Deutsche Boerse CEO Office Raided for Trade Before LSE Deal

  • German prosecutors investigating trade placed on Dec. 14, 2015
  • Company says transaction was part of approved pay program

German authorities raided Deutsche Boerse AG Chief Executive Officer Carsten Kengeter’s home and office Wednesday as they investigate his purchase of company stock just two months before the exchange disclosed negotiations to acquire London Stock Exchange Group Plc.

Frankfurt prosecutors are looking into the December 2015 purchase of shares of the German exchange when Kengeter knew non-public information about the talks, according to a statement Thursday from the investigators. It emerged on Feb. 23, 2016, that takeover discussions with LSE were underway. Deutsche Boerse’s shares rallied 6.7 percent between the dates.

Carsten Kengeter

Photographer: Simon Dawson/Bloomberg

While analysts and traders don’t expect the probe to derail the $12 billion takeover, the investigation is yet another unwelcome distraction since the deal became public. Executives at the companies have endured June’s unexpected Brexit vote result, as well as objections from officials in France and Germany.

“It would be somewhat extraordinary for such a stock purchase not to have been thoroughly vetted,” said Ian Davey, head of Scorpeo Analytics, a corporate-event advisory firm in London. He noted that the German firm’s supervisory board approved the purchase. “In my view, this has a very low probability of preventing the deal closing.”

The timing of the CEO’s investment is being questioned because the leadership of the exchanges first broached a possible merger in July or August 2015, months before his purchase, the prosecutors said.

Deutsche Boerse shares declined 1.3 percent Thursday in Frankfurt trading.

Deutsche Boerse Chairman Joachim Faber said the allegations have no basis and that the companies didn’t agree to enter into negotiations until the second half of January 2016. The stock transaction was part of a board-approved compensation program, Deutsche Boerse said Wednesday, adding that the company and Kengeter will “fully cooperate with the public prosecutor.”

“We look forward to working towards completion of our proposed merger,” LSE said in an e-mailed statement.

A share-purchase program can be a valid defense if company lawyers can show that the suspect decided to purchase the stock long before knowing the insider information, according to Andre-M. Szesny, an attorney at Heuking Kuehn Lueer Wojtek in Dusseldorf. The transaction date then doesn’t play a role -- rather, the date of the decision is key, he said.

Personal Offense

“Insider trading is a very personal offense,” he said. “I don’t think that the probe will have relevant effect on the regulatory assessment of Deutsche Boerse. It’s too removed from what they are actually doing."

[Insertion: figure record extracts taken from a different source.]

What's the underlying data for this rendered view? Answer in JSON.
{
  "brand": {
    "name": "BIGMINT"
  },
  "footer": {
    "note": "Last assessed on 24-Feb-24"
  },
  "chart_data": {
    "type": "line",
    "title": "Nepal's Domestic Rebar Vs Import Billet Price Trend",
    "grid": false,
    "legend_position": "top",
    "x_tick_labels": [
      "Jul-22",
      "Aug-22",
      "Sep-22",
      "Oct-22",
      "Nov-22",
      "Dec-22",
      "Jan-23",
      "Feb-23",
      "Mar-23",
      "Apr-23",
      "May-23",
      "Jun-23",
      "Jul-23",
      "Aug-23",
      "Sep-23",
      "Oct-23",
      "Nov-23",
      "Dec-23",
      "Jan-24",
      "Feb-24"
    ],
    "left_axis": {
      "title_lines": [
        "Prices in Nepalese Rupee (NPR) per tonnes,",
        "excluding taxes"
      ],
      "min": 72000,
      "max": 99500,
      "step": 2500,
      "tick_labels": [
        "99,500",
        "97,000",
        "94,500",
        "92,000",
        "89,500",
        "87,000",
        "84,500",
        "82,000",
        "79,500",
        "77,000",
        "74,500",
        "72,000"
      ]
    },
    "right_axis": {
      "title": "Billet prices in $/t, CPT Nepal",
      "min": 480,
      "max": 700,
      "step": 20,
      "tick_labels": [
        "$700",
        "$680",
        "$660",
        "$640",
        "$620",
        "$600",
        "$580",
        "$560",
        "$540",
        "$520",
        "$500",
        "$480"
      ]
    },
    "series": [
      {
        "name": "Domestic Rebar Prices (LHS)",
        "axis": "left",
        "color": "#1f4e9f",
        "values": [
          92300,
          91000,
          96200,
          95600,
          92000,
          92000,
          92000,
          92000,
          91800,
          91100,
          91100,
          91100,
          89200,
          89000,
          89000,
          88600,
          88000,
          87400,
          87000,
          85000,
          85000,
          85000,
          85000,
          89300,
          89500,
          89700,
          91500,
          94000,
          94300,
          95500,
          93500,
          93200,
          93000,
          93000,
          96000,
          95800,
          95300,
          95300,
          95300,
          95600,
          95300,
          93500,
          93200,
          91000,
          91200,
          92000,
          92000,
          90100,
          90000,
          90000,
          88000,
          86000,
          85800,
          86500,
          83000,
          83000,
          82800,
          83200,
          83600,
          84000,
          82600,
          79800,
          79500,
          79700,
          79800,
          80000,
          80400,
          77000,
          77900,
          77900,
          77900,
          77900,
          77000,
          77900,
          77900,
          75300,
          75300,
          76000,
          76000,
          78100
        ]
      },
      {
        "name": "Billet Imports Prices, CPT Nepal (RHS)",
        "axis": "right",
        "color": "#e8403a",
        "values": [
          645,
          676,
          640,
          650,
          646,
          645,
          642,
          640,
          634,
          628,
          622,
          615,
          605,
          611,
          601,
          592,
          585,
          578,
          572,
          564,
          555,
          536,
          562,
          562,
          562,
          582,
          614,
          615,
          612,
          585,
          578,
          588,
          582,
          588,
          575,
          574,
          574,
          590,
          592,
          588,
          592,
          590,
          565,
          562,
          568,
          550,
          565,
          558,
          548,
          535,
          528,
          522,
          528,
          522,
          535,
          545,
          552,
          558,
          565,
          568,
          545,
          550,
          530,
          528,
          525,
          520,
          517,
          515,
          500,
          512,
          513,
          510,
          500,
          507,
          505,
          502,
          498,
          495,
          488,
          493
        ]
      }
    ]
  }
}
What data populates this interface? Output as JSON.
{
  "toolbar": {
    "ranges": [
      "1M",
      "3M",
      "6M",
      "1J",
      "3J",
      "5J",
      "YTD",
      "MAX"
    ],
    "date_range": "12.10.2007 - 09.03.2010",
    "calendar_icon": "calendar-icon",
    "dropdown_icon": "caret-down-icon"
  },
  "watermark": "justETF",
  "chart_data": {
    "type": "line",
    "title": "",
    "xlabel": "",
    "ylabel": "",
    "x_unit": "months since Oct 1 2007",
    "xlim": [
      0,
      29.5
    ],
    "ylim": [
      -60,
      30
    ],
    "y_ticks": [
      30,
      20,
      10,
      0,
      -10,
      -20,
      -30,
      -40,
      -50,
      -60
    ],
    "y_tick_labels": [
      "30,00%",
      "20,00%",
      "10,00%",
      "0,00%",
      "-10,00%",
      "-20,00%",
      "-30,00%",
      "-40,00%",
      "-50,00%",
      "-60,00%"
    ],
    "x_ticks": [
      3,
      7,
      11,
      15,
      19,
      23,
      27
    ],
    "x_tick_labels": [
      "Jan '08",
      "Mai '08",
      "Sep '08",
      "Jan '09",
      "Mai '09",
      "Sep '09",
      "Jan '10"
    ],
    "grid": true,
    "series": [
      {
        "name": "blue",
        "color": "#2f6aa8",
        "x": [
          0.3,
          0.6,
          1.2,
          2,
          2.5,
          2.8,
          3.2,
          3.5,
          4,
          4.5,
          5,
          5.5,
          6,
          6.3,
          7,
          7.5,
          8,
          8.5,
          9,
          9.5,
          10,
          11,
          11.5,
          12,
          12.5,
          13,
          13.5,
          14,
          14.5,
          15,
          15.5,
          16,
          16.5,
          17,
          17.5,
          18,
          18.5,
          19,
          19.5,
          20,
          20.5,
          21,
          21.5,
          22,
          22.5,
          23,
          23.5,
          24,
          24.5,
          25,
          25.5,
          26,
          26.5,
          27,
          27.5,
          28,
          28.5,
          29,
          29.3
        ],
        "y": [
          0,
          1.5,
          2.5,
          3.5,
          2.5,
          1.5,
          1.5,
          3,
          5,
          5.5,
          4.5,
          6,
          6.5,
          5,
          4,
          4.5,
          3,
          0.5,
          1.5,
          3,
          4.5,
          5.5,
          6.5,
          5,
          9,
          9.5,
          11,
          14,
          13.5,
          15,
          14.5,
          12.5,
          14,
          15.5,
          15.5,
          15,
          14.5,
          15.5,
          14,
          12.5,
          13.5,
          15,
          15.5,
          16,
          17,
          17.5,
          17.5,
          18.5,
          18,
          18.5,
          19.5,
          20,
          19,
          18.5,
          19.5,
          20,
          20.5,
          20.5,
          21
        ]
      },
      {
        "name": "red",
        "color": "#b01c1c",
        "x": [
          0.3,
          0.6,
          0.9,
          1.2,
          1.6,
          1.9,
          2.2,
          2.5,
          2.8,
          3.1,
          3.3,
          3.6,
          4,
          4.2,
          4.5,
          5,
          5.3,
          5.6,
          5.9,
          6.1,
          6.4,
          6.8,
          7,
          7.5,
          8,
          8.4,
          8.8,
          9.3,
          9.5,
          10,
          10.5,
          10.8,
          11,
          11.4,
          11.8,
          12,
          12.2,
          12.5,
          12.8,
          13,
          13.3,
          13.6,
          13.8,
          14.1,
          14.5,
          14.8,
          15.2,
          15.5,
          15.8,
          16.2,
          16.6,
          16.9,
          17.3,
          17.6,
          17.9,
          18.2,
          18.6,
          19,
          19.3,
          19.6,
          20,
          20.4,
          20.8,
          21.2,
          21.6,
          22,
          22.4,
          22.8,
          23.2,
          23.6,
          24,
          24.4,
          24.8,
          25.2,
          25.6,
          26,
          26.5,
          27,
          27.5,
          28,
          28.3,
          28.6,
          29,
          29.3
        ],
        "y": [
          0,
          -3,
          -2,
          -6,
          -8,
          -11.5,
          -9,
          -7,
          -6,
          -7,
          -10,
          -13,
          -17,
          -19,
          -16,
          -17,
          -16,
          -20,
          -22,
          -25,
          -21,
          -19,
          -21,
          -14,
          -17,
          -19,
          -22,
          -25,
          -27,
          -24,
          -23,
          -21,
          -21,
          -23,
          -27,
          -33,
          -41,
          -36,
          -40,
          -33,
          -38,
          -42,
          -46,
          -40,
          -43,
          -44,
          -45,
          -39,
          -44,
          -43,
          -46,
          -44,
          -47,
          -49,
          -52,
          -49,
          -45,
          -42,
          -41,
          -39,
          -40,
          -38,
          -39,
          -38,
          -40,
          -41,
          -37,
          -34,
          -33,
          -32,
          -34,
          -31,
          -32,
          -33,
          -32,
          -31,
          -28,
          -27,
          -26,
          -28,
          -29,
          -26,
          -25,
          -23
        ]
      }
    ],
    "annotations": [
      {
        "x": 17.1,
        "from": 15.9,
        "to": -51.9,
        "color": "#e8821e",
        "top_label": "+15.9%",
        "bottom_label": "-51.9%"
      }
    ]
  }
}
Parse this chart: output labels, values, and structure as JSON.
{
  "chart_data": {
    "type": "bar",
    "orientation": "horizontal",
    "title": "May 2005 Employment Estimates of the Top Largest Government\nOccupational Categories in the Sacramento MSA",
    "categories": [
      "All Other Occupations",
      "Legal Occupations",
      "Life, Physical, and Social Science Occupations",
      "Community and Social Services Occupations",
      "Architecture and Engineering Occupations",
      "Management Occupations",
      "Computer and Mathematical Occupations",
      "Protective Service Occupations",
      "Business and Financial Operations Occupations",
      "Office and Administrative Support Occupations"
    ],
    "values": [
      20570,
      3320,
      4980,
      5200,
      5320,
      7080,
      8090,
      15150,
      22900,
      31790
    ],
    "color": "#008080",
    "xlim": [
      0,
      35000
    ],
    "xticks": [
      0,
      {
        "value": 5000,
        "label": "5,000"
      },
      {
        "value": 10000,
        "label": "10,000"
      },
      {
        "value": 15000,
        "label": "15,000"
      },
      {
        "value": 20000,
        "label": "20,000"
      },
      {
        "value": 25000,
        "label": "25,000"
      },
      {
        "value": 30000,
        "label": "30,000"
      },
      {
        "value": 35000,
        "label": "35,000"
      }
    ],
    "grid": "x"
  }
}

The fallout for Kengeter could be severe, however, should the allegations lead to a conviction. Offenses of the magnitude German prosecutors are investigating could result in prison, and force the executive to give up any gains from the purchase, Szesny said.

Kengeter’s office in Eschborn and his Frankfurt home were searched Wednesday. Investigators are seeking to understand how the negotiations proceeded until Feb. 23, 2016, when the companies disclosed that talks had been held in an ad-hoc statement following market speculation.

The probe comes as Deutsche Boerse and LSE are in a decisive phase in their effort to create Europe’s dominant exchange operator, a feat that has eluded previous CEOs. European Union competition watchdogs, who blocked a similar merger attempt in 2012, are likely to make a decision on the deal next month.

The takeover has already been approved by shareholders, but it still faces opposition in Germany over a plan to locate the combined company’s headquarters in London.

The opening date of discussions between Kengeter and LSE CEO Xavier Rolet hasn’t been officially disclosed. Rolet said in a Telegraph interview last year that his counterpart reached out to him after becoming head of the German exchange in June 2015, but formal discussions began later. The confidentiality agreement between the companies was dated Jan. 19, 2016, according to a March prospectus.

The supervisory board in 2015 granted Kengeter a one-time opportunity to purchase up to 4.5 million euro ($4.9 million) worth of shares that he’ll have to hold through 2019, according to the company’s annual report. Kengeter bought 60,000 shares for 4.5 million euros on Dec. 14, 2015, under the plan, data compiled by Bloomberg show.